Using methadone as a drug replacement for heroin addiction is common and is not a new practice. Many opiate addicts attend methadone clinics subsidized by the government to help them overcome their addiction. These programs provide clear benefits, two of which are lower incidences of drug-related crimes and reduced cases of diseases transmitted via shared needles. However, getting off methadone is an equally uphill task for addicts.
Methadone is an opioid, and its actions resemble those of the opiates it replaces. Therefore, patients can develop tolerance and addiction to it too. Increasingly, experts are becoming concerned by how difficult it is for patients to kick methadone addiction. Methadone addiction has often been described as a prison.
Even though methadone has been used as a drug replacement for heroin and other opiates for more than 40 years, the long-term use of this opioid is clearly a case of trading one addiction for another. While it is easy to get into a methadone maintenance treatment program to kick your heroin addiction, it is quite difficult to find a clinic that can help you kick your methadone addiction. Therefore, methadone addiction is becoming a bigger problem than opiate addiction. In some countries, methadone replacement for opiate addiction is not approved, and some experts are advocating that no treatment for heroin addiction is about as good as the methadone option.
The life of a methadone addict is a difficult one. It is tasking, limiting, and in every way as restrictive as that of a heroin addict. First, a patient placed on long-term methadone use needs to commute daily to the methadone clinic where he is receiving treatment. Such clinics are not available everywhere, and it may take a lengthy commute to get there. Once there, the methadone addict is often met with a long queue of other patients who have come for the same purpose. The crowd at these clinics includes strangers from all walks of life.
Not only does a methadone addict need to constantly commute for drugs, but strains are placed on his family life. He cannot afford vacations or even weekend getaways with friends and family. A methadone addict is always looking for excuses not to travel so that he can keep getting his medication. Methadone clinics won’t provide enough doses to cover such travels. They do this for a good reason, too, because there have been cases of clinic-issued methadone surfacing on the street.

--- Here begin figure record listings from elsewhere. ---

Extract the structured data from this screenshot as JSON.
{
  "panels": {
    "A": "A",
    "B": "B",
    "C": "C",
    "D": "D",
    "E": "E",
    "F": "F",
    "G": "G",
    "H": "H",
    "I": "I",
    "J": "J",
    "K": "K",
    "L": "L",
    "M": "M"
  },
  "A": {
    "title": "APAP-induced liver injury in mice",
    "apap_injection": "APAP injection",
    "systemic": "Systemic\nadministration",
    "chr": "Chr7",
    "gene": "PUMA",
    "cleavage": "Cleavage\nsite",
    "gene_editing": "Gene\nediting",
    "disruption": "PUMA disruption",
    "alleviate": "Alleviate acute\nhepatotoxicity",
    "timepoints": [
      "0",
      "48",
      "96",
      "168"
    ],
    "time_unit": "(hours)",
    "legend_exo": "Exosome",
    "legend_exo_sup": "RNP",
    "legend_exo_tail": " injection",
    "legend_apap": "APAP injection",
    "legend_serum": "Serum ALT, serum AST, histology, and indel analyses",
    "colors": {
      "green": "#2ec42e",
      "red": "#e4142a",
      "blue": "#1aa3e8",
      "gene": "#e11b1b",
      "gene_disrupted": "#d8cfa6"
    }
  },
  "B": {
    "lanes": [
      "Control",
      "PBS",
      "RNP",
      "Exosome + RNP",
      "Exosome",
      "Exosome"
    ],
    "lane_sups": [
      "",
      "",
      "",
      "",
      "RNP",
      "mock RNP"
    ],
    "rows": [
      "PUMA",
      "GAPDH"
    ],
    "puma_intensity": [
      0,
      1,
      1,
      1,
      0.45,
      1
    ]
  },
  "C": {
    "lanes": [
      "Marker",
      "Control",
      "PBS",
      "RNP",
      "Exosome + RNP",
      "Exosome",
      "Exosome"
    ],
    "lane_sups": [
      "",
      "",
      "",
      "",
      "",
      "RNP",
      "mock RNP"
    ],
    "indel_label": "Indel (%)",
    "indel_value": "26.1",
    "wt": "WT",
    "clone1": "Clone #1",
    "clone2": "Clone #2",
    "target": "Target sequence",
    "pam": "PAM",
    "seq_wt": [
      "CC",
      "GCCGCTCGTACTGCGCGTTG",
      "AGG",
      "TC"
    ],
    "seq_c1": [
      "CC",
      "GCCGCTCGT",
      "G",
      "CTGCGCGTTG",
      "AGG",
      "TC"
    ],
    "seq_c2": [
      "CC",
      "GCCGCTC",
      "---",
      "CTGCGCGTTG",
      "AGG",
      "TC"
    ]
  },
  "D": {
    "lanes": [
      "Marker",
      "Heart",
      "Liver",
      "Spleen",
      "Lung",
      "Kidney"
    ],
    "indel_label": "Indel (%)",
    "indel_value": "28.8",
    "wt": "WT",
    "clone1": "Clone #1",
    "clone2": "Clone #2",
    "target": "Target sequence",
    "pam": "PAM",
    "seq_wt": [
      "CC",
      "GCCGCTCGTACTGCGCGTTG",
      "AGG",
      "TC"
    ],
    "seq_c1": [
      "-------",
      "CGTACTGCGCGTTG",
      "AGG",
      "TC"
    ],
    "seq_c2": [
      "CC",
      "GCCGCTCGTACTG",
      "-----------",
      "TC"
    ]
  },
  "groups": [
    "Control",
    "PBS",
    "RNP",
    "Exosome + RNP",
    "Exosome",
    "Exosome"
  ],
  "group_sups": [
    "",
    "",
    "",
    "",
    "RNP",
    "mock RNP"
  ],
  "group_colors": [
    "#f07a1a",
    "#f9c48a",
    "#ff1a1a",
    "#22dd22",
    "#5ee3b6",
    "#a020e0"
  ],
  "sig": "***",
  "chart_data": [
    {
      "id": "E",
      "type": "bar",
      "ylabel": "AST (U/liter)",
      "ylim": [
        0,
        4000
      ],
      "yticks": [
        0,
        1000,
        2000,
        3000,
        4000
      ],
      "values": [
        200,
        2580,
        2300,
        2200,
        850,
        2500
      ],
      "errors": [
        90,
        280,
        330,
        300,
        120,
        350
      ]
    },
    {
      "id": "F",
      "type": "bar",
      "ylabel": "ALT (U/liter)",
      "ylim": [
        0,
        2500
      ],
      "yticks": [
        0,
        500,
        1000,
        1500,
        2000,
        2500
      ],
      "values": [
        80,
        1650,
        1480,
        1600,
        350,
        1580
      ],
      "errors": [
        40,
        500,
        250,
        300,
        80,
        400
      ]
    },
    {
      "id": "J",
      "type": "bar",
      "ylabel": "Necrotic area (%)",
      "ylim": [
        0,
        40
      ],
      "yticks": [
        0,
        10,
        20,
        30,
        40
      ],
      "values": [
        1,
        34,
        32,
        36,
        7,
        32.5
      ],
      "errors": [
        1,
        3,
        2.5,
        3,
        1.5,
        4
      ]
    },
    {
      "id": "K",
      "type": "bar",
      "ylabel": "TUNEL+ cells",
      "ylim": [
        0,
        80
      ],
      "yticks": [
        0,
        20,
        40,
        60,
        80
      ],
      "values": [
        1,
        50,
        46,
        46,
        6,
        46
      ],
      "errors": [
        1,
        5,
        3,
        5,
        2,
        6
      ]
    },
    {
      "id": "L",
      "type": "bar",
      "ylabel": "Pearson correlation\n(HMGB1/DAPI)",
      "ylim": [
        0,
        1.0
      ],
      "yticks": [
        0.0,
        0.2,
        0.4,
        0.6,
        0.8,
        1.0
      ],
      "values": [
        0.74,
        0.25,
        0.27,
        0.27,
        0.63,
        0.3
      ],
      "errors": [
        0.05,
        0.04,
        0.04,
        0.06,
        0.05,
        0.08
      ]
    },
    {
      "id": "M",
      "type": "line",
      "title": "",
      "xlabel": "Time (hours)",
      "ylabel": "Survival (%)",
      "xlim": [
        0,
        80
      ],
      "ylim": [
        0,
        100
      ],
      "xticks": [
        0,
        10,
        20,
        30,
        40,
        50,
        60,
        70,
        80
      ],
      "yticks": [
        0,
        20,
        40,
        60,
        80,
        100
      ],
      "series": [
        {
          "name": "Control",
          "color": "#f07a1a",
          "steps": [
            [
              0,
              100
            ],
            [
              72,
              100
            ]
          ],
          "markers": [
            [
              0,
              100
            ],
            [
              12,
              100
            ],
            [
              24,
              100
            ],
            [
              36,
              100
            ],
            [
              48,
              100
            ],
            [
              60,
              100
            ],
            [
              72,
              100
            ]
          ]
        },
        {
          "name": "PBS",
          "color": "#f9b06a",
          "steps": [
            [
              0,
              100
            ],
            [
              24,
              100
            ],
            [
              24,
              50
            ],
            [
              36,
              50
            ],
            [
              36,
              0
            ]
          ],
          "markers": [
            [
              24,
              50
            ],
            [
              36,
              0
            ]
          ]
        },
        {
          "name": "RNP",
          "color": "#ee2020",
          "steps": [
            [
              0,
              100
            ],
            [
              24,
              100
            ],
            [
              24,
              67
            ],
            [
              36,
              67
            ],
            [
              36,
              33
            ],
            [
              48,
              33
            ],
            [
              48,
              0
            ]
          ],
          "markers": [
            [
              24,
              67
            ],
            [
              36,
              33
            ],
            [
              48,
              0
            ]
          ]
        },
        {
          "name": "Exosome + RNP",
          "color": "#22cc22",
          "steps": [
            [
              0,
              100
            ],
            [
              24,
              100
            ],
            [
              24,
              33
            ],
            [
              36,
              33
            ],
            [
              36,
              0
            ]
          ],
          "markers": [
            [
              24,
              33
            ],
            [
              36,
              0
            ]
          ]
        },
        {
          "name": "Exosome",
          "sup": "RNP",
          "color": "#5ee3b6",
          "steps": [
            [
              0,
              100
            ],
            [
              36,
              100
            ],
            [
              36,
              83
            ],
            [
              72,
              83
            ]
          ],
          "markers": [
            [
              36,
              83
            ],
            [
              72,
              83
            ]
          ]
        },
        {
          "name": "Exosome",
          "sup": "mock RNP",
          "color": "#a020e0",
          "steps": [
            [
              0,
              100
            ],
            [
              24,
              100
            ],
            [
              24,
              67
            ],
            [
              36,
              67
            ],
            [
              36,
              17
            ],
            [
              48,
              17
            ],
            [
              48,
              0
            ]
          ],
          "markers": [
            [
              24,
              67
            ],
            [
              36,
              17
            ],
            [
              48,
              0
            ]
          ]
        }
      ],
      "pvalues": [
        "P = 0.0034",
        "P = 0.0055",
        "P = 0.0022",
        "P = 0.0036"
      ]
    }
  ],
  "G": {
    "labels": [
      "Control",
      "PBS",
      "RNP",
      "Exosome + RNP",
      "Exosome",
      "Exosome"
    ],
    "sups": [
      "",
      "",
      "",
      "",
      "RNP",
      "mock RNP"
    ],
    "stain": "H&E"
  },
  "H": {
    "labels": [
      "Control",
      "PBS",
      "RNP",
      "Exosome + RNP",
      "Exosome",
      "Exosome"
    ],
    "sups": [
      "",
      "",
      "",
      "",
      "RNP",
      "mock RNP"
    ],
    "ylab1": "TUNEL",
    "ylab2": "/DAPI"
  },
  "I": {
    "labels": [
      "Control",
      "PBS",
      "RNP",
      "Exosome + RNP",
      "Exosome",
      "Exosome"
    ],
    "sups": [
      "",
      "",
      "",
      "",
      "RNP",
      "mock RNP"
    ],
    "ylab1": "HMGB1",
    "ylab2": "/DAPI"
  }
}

Furthermore, methadone addicts present with clear symptoms. They are fatigued and can suffer some memory loss. They age worse than others their own age, and they get sick easier and for longer. These patients commonly battle colds, flu, and loss of libido. In most cases, their sexual lives suffer greatly, and their partners are likelier to seek separation.In addition, since methadone does not get you high but could get you sick, addicts often resort to taking opiates and other stimulants to get high. This could result in a fatal overdose since methadone heightens the effects of some of these drugs. Methadone addiction leaves patients miserable by affecting not only their ability to function properly at work and at home but also their self-perception. Addicts worry about not getting the next fix, worry about their relationships ending, worry about the withdrawal symptoms kicking in should they miss a dose, and worry that their costly treatment is making them miserable. The stress of methadone addiction is always terrible for patients placed on a long-term course of the drug.